CANADA: Positive budget for higher education defeated

Although welcomed as positive for Canadian higher education, the budget bill delivered by Stephen Harper's minority Conservative government on Tuesday, 22 March, did not survive long. Instead, its rejection promises to become the centrepiece of a federal election platform.

Three days after the budget, Canada's opposition Liberal party introduced a motion of no confidence on Friday after pointing to the government's "flagrant disregard" for democracy and what they see as a failed economic agenda. Prime Minister Stephen Harper was then forced the next day to call an election, which will take place 2 May.

Aspects of the budget suggested a turning point in government strategy on higher education funding. Indeed, it had been hailed for its recognition of Canadian universities' vital role in promoting productivity and innovation in the global economy - after years of insidious cutbacks.

Paul Davidson, President of the Association of Universities and Colleges of Canada, extolled the budget as representing "tremendous progress for the university sector".
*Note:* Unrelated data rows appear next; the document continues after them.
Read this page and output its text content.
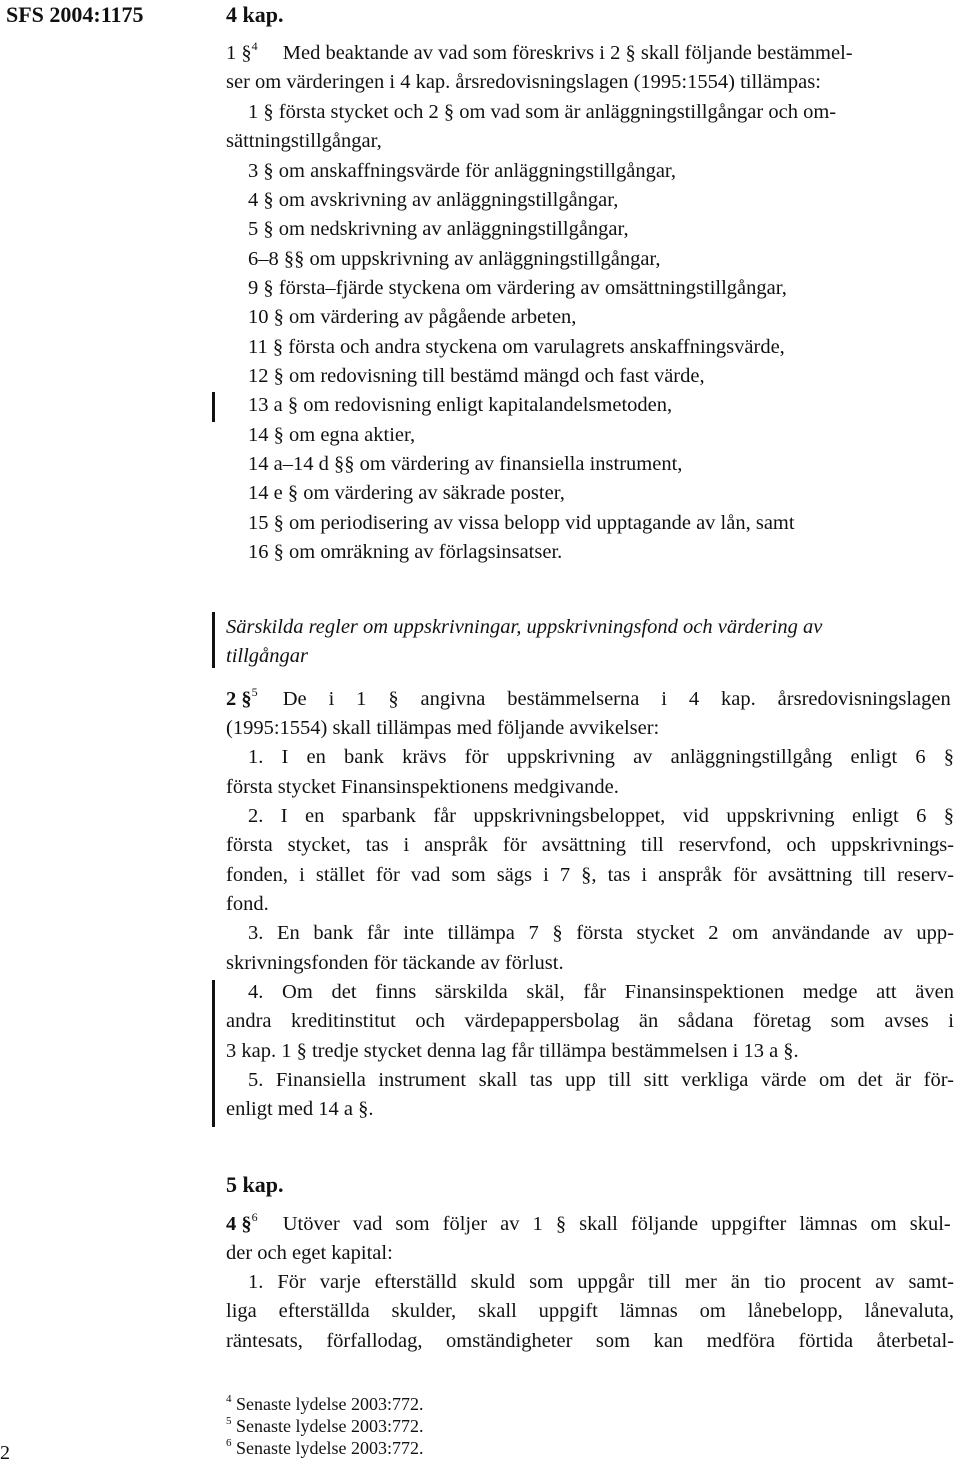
SFS 2004:1175	4 kap.
1 §$^4$ Med beaktande av vad som föreskrivs i 2 § skall följande bestämmel-
ser om värderingen i 4 kap. årsredovisningslagen (1995:1554) tillämpas:
1 § första stycket och 2 § om vad som är anläggningstillgångar och om-
sättningstillgångar,
3 § om anskaffningsvärde för anläggningstillgångar,
4 § om avskrivning av anläggningstillgångar,
5 § om nedskrivning av anläggningstillgångar,
6–8 §§ om uppskrivning av anläggningstillgångar,
9 § första–fjärde styckena om värdering av omsättningstillgångar,
10 § om värdering av pågående arbeten,
11 § första och andra styckena om varulagrets anskaffningsvärde,
12 § om redovisning till bestämd mängd och fast värde,
13 a § om redovisning enligt kapitalandelsmetoden,
14 § om egna aktier,
14 a–14 d §§ om värdering av finansiella instrument,
14 e § om värdering av säkrade poster,
15 § om periodisering av vissa belopp vid upptagande av lån, samt
16 § om omräkning av förlagsinsatser.
Särskilda regler om uppskrivningar, uppskrivningsfond och värdering av
tillgångar
2 §$^5$ De i 1 § angivna bestämmelserna i 4 kap. årsredovisningslagen
(1995:1554) skall tillämpas med följande avvikelser:
1. I en bank krävs för uppskrivning av anläggningstillgång enligt 6 §
första stycket Finansinspektionens medgivande.
2. I en sparbank får uppskrivningsbeloppet, vid uppskrivning enligt 6 §
första stycket, tas i anspråk för avsättning till reservfond, och uppskrivnings-
fonden, i stället för vad som sägs i 7 §, tas i anspråk för avsättning till reserv-
fond.
3. En bank får inte tillämpa 7 § första stycket 2 om användande av upp-
skrivningsfonden för täckande av förlust.
4. Om det finns särskilda skäl, får Finansinspektionen medge att även
andra kreditinstitut och värdepappersbolag än sådana företag som avses i
3 kap. 1 § tredje stycket denna lag får tillämpa bestämmelsen i 13 a §.
5. Finansiella instrument skall tas upp till sitt verkliga värde om det är för-
enligt med 14 a §.
5 kap.
4 §$^6$ Utöver vad som följer av 1 § skall följande uppgifter lämnas om skul-
der och eget kapital:
1. För varje efterställd skuld som uppgår till mer än tio procent av samt-
liga efterställda skulder, skall uppgift lämnas om lånebelopp, lånevaluta,
räntesats, förfallodag, omständigheter som kan medföra förtida återbetal-
$^4$ Senaste lydelse 2003:772.
$^5$ Senaste lydelse 2003:772.
$^6$ Senaste lydelse 2003:772.
2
He pointed to C$37 million (US$37.7 million) earmarked annually for the three federal research granting councils, along with C$53.5 million over five years to create 10 new Canada Excellence Research Chairs.

Nearly C$250 million had been promised for strategic research initiatives led by or involving Canadian universities over the next six years.

The proposed budget also came out strongly in favour of digital innovation, seeking to help position Canada as a leader in the creation, adoption and use of digital technologies and content. Some C$60 million would be invested over three years in promoting student enrolments in key disciplines related to the digital economy.

International students and researchers would have benefited from more concerted efforts to support international initiatives and research collaborations as part of an international education strategy that was to receive C$10 million over the next two years.

However, in attempting to grapple with escalating federal student loan debts - estimated to have ballooned to C$15 billion - fissures in the budget became apparent.

Pumping C$34 million more into Canada Student Loans and Grants is all well and good, but this measure is too little, too late, said David Molenhuis, National Chairperson of the Canadian Federation of Students soon after the budget came out: "Without a national strategy for higher education, tuition fees and student debt will continue to increase, threatening to bankrupt a generation."

Notwithstanding, compared with the deep cuts to higher education budgets elsewhere in the world, these investments, said Noreen Golfman, President of the Canadian Federation for the Humanities and Social Sciences, send "a clear message to the world that [Canada] intends to stay on the leading edge, that innovation and critical thinking are essential and non-negotiable - in good times and tough times."

But, with an election now in motion, it is moot whether Canada will be able to live up to these budgetary expectations.